In the past, kidney cancers were diagnosed only after they have become quite large or symptoms of flank pain, blood in the urine or palpable mass in the abdomen developed. But fortunately, most renal cell carcinoma (RCC) are now found incidentally (during evaluation of unrelated medical problems) by imaging studies such as an ultrasound, computerized axial tomography (CAT) scan or magnetic resonance imaging (MRI).
In addition to taking a complete medical history and performing a physical exam, your doctor will likely recommend blood and urine tests. If your doctor suspects a problem, or if you are at high risk of kidney cancer (see Risk Factors), you may also have one or more of the following tests to check for growths or tumors:
- Ultrasound Examination. An ultrasound isn't an X-ray. Instead, it uses high-frequency sound waves to generate images of your internal organs, such as your kidneys and bladder, onto a computer screen.
- Computerized Tomography (CT) or Magnetic Resonance Imaging (MRI) scan. CT scans use computers to create more detailed images than those produced by conventional X-rays. MRI scans use magnetic fields and radio waves to generate cross-sectional pictures of your body.
- Intravenous Pyelogram (IVP). In this older test, a contrast dye is injected into a vein in your arm. A series of X-rays is taken as the dye moves through your kidneys, ureters and bladder.

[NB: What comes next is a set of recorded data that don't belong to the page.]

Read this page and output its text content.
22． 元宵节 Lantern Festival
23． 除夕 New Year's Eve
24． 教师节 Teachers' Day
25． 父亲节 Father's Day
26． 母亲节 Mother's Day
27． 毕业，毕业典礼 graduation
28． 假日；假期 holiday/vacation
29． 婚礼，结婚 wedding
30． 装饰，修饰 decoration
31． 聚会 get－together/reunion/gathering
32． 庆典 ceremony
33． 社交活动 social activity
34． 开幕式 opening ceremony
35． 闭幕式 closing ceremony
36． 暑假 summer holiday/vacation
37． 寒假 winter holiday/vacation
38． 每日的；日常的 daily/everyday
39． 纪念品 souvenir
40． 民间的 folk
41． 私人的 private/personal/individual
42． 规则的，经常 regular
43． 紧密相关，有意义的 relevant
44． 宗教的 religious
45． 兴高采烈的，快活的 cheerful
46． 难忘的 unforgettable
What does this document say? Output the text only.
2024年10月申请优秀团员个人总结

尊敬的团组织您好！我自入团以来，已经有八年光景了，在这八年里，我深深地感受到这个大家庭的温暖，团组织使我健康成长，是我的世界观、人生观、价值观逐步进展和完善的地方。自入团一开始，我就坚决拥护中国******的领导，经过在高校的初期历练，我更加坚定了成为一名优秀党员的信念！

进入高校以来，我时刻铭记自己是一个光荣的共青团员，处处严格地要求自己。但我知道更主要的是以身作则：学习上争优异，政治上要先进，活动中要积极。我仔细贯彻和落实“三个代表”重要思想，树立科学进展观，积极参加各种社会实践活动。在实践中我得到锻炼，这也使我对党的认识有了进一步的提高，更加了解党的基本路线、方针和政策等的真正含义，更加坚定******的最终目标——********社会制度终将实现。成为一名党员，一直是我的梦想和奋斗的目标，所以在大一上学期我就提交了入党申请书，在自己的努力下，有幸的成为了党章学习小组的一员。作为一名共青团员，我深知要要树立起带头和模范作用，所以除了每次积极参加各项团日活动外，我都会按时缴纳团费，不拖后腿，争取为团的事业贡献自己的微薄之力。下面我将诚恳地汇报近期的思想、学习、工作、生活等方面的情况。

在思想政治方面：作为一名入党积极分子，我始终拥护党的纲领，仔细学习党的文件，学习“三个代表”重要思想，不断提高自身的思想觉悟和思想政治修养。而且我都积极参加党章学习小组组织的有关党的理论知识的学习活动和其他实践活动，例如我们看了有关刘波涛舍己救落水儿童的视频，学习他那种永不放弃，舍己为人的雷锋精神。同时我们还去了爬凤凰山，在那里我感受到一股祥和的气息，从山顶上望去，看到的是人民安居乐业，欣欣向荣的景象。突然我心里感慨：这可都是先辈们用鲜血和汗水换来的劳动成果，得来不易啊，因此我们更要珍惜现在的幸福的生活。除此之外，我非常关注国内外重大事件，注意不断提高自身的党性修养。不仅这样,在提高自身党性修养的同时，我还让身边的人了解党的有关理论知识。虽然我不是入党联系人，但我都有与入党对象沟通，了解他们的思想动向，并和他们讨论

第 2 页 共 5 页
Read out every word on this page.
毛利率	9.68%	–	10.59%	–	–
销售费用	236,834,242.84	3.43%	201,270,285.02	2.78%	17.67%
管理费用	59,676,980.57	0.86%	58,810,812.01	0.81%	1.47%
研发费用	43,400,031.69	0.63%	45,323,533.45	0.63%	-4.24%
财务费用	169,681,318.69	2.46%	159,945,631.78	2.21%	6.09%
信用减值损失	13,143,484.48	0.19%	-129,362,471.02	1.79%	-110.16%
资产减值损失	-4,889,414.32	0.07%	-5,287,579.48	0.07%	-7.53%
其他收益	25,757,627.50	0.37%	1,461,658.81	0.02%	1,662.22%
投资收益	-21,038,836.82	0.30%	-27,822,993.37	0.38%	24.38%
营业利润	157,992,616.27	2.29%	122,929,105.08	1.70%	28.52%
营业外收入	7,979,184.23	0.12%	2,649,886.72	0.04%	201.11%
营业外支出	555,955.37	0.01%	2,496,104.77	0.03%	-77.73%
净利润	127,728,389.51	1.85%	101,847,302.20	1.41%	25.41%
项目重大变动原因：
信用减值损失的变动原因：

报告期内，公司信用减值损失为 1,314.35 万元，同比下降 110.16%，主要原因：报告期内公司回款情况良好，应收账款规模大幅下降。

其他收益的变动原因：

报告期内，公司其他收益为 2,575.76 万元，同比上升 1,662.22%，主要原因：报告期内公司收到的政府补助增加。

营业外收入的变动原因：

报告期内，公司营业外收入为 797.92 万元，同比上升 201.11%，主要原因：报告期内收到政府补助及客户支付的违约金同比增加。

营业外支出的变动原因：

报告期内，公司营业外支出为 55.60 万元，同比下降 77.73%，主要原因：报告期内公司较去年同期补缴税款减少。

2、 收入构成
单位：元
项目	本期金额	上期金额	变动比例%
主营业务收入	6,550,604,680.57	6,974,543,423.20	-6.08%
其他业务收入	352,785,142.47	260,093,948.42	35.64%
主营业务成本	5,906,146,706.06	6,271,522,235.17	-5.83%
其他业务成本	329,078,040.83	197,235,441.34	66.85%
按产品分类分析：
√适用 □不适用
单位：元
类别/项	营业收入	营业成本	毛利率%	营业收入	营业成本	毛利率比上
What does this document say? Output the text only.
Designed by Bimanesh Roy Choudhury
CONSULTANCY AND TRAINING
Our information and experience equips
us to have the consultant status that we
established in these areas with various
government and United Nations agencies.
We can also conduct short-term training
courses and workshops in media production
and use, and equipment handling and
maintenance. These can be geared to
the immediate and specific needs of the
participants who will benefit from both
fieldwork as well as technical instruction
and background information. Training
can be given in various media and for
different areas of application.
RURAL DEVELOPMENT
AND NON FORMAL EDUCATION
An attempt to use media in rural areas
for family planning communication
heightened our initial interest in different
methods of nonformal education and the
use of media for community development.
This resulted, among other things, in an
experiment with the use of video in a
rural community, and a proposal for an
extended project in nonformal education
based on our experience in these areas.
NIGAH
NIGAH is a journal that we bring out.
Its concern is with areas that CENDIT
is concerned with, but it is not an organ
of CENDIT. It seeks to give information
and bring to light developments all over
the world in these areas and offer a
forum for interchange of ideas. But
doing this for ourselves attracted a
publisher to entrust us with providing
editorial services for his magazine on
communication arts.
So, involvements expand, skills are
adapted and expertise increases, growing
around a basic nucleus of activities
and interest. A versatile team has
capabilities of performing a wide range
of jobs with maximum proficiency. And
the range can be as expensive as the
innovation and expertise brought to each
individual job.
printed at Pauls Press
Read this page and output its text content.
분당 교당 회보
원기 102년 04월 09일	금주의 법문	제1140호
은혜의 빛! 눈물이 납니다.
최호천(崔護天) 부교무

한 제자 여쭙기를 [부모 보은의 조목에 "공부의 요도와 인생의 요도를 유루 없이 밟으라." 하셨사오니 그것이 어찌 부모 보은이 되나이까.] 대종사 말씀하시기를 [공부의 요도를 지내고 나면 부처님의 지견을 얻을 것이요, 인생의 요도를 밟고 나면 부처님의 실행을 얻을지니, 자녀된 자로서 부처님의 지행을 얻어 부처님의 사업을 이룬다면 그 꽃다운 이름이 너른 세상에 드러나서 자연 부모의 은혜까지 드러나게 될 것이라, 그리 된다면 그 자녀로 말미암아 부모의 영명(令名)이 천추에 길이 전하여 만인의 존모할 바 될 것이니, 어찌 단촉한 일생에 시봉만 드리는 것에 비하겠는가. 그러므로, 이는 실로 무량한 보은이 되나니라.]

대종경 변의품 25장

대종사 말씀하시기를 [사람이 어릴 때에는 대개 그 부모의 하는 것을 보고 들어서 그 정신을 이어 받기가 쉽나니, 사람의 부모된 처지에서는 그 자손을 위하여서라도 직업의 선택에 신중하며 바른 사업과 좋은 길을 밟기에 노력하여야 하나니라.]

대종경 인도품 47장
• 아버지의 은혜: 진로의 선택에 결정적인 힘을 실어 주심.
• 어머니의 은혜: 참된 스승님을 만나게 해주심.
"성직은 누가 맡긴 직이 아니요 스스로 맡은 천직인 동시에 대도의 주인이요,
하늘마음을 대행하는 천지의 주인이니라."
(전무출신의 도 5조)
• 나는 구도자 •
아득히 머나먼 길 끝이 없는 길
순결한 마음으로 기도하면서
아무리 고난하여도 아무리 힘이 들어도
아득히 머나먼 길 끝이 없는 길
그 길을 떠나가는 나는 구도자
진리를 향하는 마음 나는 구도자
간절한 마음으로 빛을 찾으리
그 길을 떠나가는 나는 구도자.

- Fine Needle Aspiration (FNA). Involves the insertion of a long, thin needle into the kidney in order to take a tiny sample of tissue (biopsy) for examination under a microscope. FNA is generally used if other tests have failed to prove the presence of a tumor. Biopsies are commonly performed on tumors that develop in a ureter or in the kidney pelvis—the area at the center of the kidneys where urine collects. FNAs are not routinely used when kidney cancer is suspected due to their high rate of false negatives.
Tests to Determine Whether Cancer has Spread (Metastasized)
If signs of kidney cancer are confirmed, the next step is to determine whether the cancer has spread outside of the kidneys (metastasized). This usually means more tests, including additional blood tests, an ultrasound of your liver, a CT scan, a chest X-ray or a bone scan. A bone scan is a test in which you are given a small amount of a radioactive material that is then taken up by your bones. Tumors absorb even more of this material and show up as a black area when a special camera scans your body.